= Alwyn D. Rees =

Welsh geographer, social anthropologist and Welsh nationalist (1911–1974)

Alwyn David Rees (27 March 1911 – 6 December 1974) was a Welsh geographer, social anthropologist and Welsh nationalist, who wrote as Alwyn D. Rees. After studying geography and anthropology at the University College of Wales, Aberystwyth, he was a tutor in the College's External Department from 1936 to 1946. He was a lecturer in the Department of Geography and Anthropology until 1949, when he was appointed Director of the External Studies Department. Rees pioneered the rural sociology of Britain with Life in a Welsh countryside (1950), a community study of the Welsh village of Llanfihangel yng Ngwynfa. From 1966 until his death he edited the Welsh magazine Barn.

==Early life==
Alwyn D. Rees was born in Llanarel, Coalbrook, Gorseinon on 27 March 1911. His father was a winder in the Mynydd (Mountain) colliery in Gorseinon. Alwyn was the oldest of four children, including Brinley Rees. After attending primary school in Penyrheol and Gowerton County School, he continued to the University College of Wales, Aberystwyth, gaining a first-class degree in geography and anthropology in 1933. In 1934 he gained a diploma in education and a teachers' certificate. Granted a Sir John Williams studentship to study Welsh literature, he gained an MA in 1937 with research on pagan survivals in early Celtic Christianity.

==Life in a Welsh Countryside and community studies==
From 1936 to 1946 Rees worked for the College's extramural department as a tutor in Montgomeryshire. In 1938 the College's Principal, Ifor Evans, suggested to Rees that he carry out a study of a rural Welsh-speaking community. Others encouraging Rees in the project included Daryll Forde, Professor E. G. Bowen and Professor H. J. Fleure.

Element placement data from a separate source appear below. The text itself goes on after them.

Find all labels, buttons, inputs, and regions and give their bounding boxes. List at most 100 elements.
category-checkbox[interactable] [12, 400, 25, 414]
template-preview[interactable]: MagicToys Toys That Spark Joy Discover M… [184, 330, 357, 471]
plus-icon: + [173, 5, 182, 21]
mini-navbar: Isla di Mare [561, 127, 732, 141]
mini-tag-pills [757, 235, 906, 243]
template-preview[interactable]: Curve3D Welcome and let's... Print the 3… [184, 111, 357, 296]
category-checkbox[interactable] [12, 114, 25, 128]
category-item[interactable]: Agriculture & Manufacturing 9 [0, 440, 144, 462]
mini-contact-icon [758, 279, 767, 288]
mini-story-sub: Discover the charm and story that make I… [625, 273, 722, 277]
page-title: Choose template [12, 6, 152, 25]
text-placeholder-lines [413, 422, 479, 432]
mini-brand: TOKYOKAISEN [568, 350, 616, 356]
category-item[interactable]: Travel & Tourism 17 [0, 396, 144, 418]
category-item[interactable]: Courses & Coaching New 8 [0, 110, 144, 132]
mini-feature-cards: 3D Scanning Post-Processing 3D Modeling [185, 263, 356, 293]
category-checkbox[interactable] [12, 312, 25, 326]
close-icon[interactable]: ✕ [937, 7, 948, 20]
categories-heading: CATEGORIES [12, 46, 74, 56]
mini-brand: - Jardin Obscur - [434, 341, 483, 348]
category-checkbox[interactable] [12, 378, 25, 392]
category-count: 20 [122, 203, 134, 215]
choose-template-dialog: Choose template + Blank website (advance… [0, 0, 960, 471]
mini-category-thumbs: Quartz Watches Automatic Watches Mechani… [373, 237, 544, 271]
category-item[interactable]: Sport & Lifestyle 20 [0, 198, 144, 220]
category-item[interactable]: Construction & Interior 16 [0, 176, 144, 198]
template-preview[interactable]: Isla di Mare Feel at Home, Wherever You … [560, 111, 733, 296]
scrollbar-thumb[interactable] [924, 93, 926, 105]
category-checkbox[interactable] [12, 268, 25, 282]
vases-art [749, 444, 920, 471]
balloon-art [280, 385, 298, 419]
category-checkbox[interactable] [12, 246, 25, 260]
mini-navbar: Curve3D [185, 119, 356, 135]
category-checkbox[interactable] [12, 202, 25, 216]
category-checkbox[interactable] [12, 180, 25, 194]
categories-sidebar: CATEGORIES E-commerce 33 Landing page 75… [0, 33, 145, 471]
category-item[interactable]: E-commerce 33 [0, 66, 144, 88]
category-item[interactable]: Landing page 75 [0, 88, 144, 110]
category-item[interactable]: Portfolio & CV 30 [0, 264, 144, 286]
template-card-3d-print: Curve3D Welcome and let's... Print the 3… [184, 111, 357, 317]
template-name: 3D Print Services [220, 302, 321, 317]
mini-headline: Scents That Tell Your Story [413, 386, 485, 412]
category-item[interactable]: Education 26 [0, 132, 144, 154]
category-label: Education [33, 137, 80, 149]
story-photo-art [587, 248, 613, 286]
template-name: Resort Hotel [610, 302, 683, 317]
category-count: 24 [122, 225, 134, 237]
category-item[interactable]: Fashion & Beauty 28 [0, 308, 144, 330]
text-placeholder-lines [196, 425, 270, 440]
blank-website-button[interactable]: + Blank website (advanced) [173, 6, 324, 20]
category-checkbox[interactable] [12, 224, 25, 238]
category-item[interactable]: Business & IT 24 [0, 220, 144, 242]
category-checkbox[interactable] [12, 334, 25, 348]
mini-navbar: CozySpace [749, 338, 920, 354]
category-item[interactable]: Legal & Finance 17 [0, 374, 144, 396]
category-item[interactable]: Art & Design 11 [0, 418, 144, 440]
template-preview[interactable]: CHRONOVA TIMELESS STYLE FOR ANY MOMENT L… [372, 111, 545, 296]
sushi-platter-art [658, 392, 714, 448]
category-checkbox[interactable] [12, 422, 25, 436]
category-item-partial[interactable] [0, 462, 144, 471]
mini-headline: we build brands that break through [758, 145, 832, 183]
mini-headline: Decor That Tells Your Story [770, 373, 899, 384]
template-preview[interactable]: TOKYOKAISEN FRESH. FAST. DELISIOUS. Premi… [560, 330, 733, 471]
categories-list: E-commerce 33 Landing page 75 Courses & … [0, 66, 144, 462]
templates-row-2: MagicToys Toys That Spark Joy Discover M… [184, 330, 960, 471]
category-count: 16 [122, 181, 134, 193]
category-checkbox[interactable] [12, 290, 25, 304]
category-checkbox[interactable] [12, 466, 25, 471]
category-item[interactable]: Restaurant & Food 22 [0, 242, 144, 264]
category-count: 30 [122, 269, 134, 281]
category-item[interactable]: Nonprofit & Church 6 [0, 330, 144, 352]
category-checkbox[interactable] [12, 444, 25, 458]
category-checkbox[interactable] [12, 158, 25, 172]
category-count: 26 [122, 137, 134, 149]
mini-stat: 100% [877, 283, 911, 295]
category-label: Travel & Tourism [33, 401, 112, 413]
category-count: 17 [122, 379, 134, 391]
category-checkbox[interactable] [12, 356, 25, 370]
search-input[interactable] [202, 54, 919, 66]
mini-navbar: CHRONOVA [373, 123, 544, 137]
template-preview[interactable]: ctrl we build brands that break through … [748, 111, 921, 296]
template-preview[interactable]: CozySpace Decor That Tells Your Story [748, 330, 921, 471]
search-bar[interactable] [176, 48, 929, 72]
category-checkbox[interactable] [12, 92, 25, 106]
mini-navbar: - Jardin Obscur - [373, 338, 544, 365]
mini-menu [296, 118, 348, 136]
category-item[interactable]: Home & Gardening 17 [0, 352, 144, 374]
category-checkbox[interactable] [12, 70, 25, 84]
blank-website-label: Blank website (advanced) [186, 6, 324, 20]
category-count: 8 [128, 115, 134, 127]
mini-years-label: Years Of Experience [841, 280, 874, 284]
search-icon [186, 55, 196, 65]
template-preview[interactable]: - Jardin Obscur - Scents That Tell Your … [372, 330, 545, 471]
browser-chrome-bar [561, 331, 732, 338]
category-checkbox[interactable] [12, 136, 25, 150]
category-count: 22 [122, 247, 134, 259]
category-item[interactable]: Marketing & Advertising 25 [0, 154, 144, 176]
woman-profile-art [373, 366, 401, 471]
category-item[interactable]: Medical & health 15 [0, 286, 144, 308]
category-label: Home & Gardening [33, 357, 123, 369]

The motives are not entirely clear, but one suspects that an attempt was being made to record the dying Welsh culture before it succumbed to encroaching English influences. The original intention was to do a series of such studies of selected communities in various parts of Wales, but, as in Ireland, war intervened and the project was only continued some years later.

Rees conducted fieldwork in Llanfihangel yng Ngwynfa, a Welsh-speaking rural parish, in 1939 and 1940, and continued to visit the parish regularly throughout the Second World War. In 1946 Emrys Bowen appointed Rees to the department of geography and anthropology. Rees's own study of Llanfihangel yng Ngwynfa was published in 1950 as Life in a Welsh Countryside. One anthropological emphasis was on the joking relations between the young men's group and the rest of the community, which Rees argued served to reinforce community norms. Rees and Bowen encouraged a series of studies of Welsh rural communities at the university. From 1954 to 1960 they worked to co-edit Welsh Rural Communities, a published collection of community studies. Rees's student Bill Williams published The Sociology of an English Village: Gosforth in 1964.

==Later activities==
From 1949 to 1958 Rees edited the journal of the Guild of Graduates of the University of Wales, Yr Einion/The Welsh Anvil.

Celtic Heritage (1961), written with his brother Brinley, tried to place Celtic heritage in a wider Indo-European framework, presenting parallels between Irish mythology and Indian literature.

Rees became a Welsh nationalist in the late 1950s. He defended the federal structure of the University of Wales in 1960, successfully resisting the break-up of the university. In February 1966 Rees became editor of the Welsh-language literary magazine Barn, using his editorship to articulate the Welsh nationalist cause. He was a keen supporter of the Welsh Language Association campaigns.

Rees continued to wield influence on University committees. From 1968 to 1971 he was Warden of the college's Guild of Graduates. In summer 1973, he warned the University Council that he intended to bring in a minority report against University expansionism.

Unwell since 1973, Rees died of a heart attack on 6 December 1974.

==Reputation==
The National Library of Wales holds a collection of Rees's papers. In 2019 M Wynn Thomas delivered a lecture in memory of his Rees's efforts to save the University of Wales in the early 1960s, and his role in securing Pantycelyn Hall as a Welsh-speaking hall of residence.

==Works==
- Affeilion. 1943.
- Life in a Welsh countryside, a social study of Llanfihangel yng Ngwynfa. Cardiff: University of Wales Press, 1950.
- (ed. with Elwyn Davies) Welsh rural communities. Cardiff: University of Wales Press, 1960.
- (with Brinley Rees) Celtic heritage: ancient tradition in Ireland and Wales. London: Thames & Hudson, 1961.
- The magistrate's dilemma vis-à-vis the Welsh language offender. Llandybie: C. Davies, 1968.
- Ym Marn Alwyn D. Rees [In the opinion of Alwyn D. Rees], ed. Bobi Jones. Abertawe: Christopher Davies, 1976.